Saturday, October 25, 2014

Value Investors Obsessed With "Compounders", ROE; Don't Care About Liquidation Value Or Margin Of Safety

Young Money did a post called "Two great posts from Credit Bubble Stocks":

"I find this fascinating because it shows how much valuation standards can change over time. Today, a company is praised for earning a high return on equity (ROE). In Graham's time, companies were praised for having significant assets, even if reporting significant assets depressed their stated ROE."
I sent this to Oddball Stocks, who responded with a great comment:
"It seems the high ROE trend has been born out of the crash of 2008. I don't remember anyone talking about it before then. Now I see things all the time saying 'they earn 4% on equity so they're only worth 40% of book value'. Of course that's insane, someone could purchase them and unlock the value. Or new management could unlock the value.

It seems since the crisis investors have lost their imagination. We have investors believing that anything good will go on forever; these are the growth companies. A company doesn't grow to the sky. Wells Fargo isn't going to grow at 15% a year for decades, if they do in something like 15 years they will be 100% of the banking market in the US. The other are value investors who can't imagine a bad company changing.

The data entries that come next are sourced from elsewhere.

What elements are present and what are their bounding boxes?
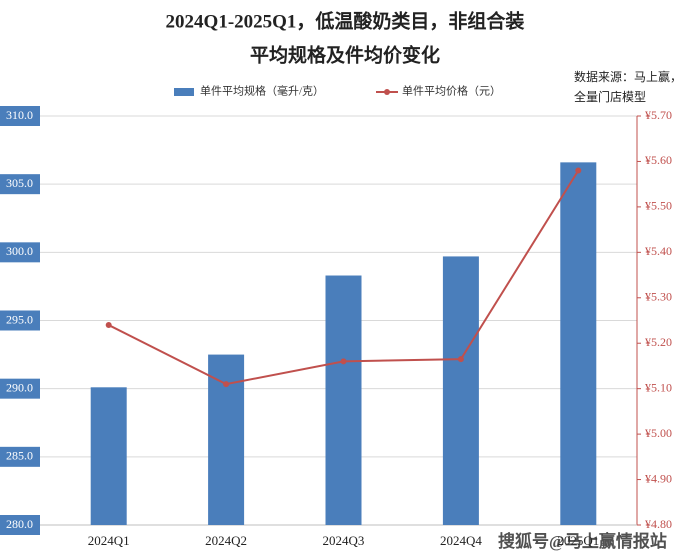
- bar: [560, 162, 597, 525]
- x-tick-label: 2025Q1: [557, 533, 599, 548]
- y-tick-label: 305.0: [6, 176, 33, 190]
- y2-tick-label: ¥5.00: [645, 426, 672, 440]
- x-tick-label: 2024Q3: [323, 533, 365, 548]
- bar: [442, 256, 479, 525]
- legend-swatch: [174, 88, 194, 96]
- y-tick-label: 280.0: [6, 517, 33, 531]
- y-tick-label: 295.0: [6, 312, 33, 326]
- legend-label: 单件平均规格（毫升/克）: [200, 84, 324, 98]
- y2-tick-label: ¥4.90: [645, 471, 672, 485]
- y2-tick-label: ¥5.50: [645, 199, 672, 213]
- x-tick-label: 2024Q4: [440, 533, 482, 548]
- line-point: [457, 356, 464, 363]
- y-tick-label-bg: [0, 378, 40, 399]
- y2-tick-label: ¥5.40: [645, 244, 672, 258]
- line-point: [340, 358, 347, 365]
- y2-tick-label: ¥5.10: [645, 380, 672, 394]
- legend-swatch: [384, 89, 390, 95]
- y-tick-label-bg: [0, 242, 40, 263]
- line-point: [575, 167, 582, 174]
- source-note: 全量门店模型: [574, 89, 646, 104]
- x-tick-label: 2024Q2: [205, 533, 247, 548]
- chart-title: 2024Q1-2025Q1，低温酸奶类目，非组合装: [166, 9, 525, 32]
- line-point: [105, 322, 112, 329]
- bar: [208, 354, 245, 525]
- watermark: 搜狐号@马上赢情报站: [498, 531, 667, 551]
- y-tick-label-bg: [0, 106, 40, 126]
- y-tick-label: 310.0: [6, 108, 33, 122]
- y2-tick-label: ¥4.80: [645, 517, 672, 531]
- y2-tick-label: ¥5.60: [645, 153, 672, 167]
- y2-tick-label: ¥5.30: [645, 290, 672, 304]
- y2-tick-label: ¥5.70: [645, 108, 672, 122]
- y-tick-label: 290.0: [6, 380, 33, 394]
- x-tick-label: 2024Q1: [88, 533, 130, 548]
- y2-tick-label: ¥5.20: [645, 335, 672, 349]
- y-tick-label-bg: [0, 310, 40, 331]
- legend-label: 单件平均价格（元）: [402, 84, 501, 98]
- line-point: [223, 381, 230, 388]
- y-tick-label: 285.0: [6, 449, 33, 463]
- y-tick-label-bg: [0, 174, 40, 195]
- chart-subtitle: 平均规格及件均价变化: [250, 43, 440, 66]
- bar: [90, 387, 127, 525]
- y-tick-label: 300.0: [6, 244, 33, 258]
- source-note: 数据来源：马上赢，: [574, 69, 682, 84]
- bar: [325, 275, 362, 525]
- y-tick-label-bg: [0, 446, 40, 467]
- y-tick-label-bg: [0, 515, 40, 535]
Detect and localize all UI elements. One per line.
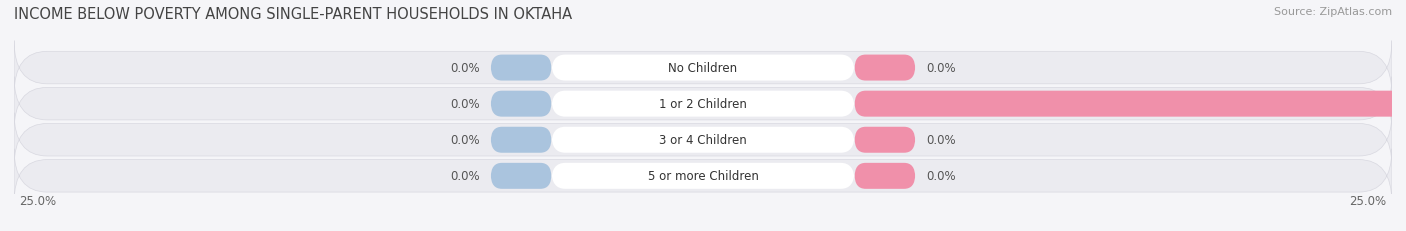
Text: 0.0%: 0.0% bbox=[450, 170, 479, 182]
Text: 0.0%: 0.0% bbox=[450, 98, 479, 111]
Text: 1 or 2 Children: 1 or 2 Children bbox=[659, 98, 747, 111]
FancyBboxPatch shape bbox=[855, 55, 915, 81]
Text: Source: ZipAtlas.com: Source: ZipAtlas.com bbox=[1274, 7, 1392, 17]
FancyBboxPatch shape bbox=[551, 127, 855, 153]
FancyBboxPatch shape bbox=[14, 149, 1392, 203]
FancyBboxPatch shape bbox=[14, 77, 1392, 131]
FancyBboxPatch shape bbox=[855, 163, 915, 189]
FancyBboxPatch shape bbox=[855, 127, 915, 153]
FancyBboxPatch shape bbox=[491, 163, 551, 189]
FancyBboxPatch shape bbox=[551, 55, 855, 81]
Text: 0.0%: 0.0% bbox=[927, 170, 956, 182]
FancyBboxPatch shape bbox=[551, 163, 855, 189]
Text: 25.0%: 25.0% bbox=[20, 194, 56, 207]
Text: 5 or more Children: 5 or more Children bbox=[648, 170, 758, 182]
Text: INCOME BELOW POVERTY AMONG SINGLE-PARENT HOUSEHOLDS IN OKTAHA: INCOME BELOW POVERTY AMONG SINGLE-PARENT… bbox=[14, 7, 572, 22]
Text: 0.0%: 0.0% bbox=[450, 62, 479, 75]
Text: 25.0%: 25.0% bbox=[1350, 194, 1386, 207]
FancyBboxPatch shape bbox=[491, 127, 551, 153]
Text: 3 or 4 Children: 3 or 4 Children bbox=[659, 134, 747, 147]
FancyBboxPatch shape bbox=[14, 113, 1392, 167]
Text: No Children: No Children bbox=[668, 62, 738, 75]
FancyBboxPatch shape bbox=[551, 91, 855, 117]
FancyBboxPatch shape bbox=[491, 55, 551, 81]
FancyBboxPatch shape bbox=[14, 41, 1392, 95]
FancyBboxPatch shape bbox=[855, 91, 1406, 117]
Text: 0.0%: 0.0% bbox=[927, 134, 956, 147]
Text: 0.0%: 0.0% bbox=[450, 134, 479, 147]
FancyBboxPatch shape bbox=[491, 91, 551, 117]
Text: 0.0%: 0.0% bbox=[927, 62, 956, 75]
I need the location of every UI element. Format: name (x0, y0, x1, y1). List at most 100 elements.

Things happen, management changes, people change, things change. Nothing is static, yet we live in this static market. It's weird."
I would summarize this by saying that "value" investors are currently obsessed with "compounders" (i.e. "quality" businesses with high returns on equity, and they don't care about liquidation value or margin of safety.

I'm not saying you can never make money buying a high margin, high ROE business at over five times book value, but that's not value investing as the style was traditionally known.

To me (and to Graham), value investing is buying a consistently profitable bank at 60% of book, or closed end muni funds when they are trading at historic discounts to NAV.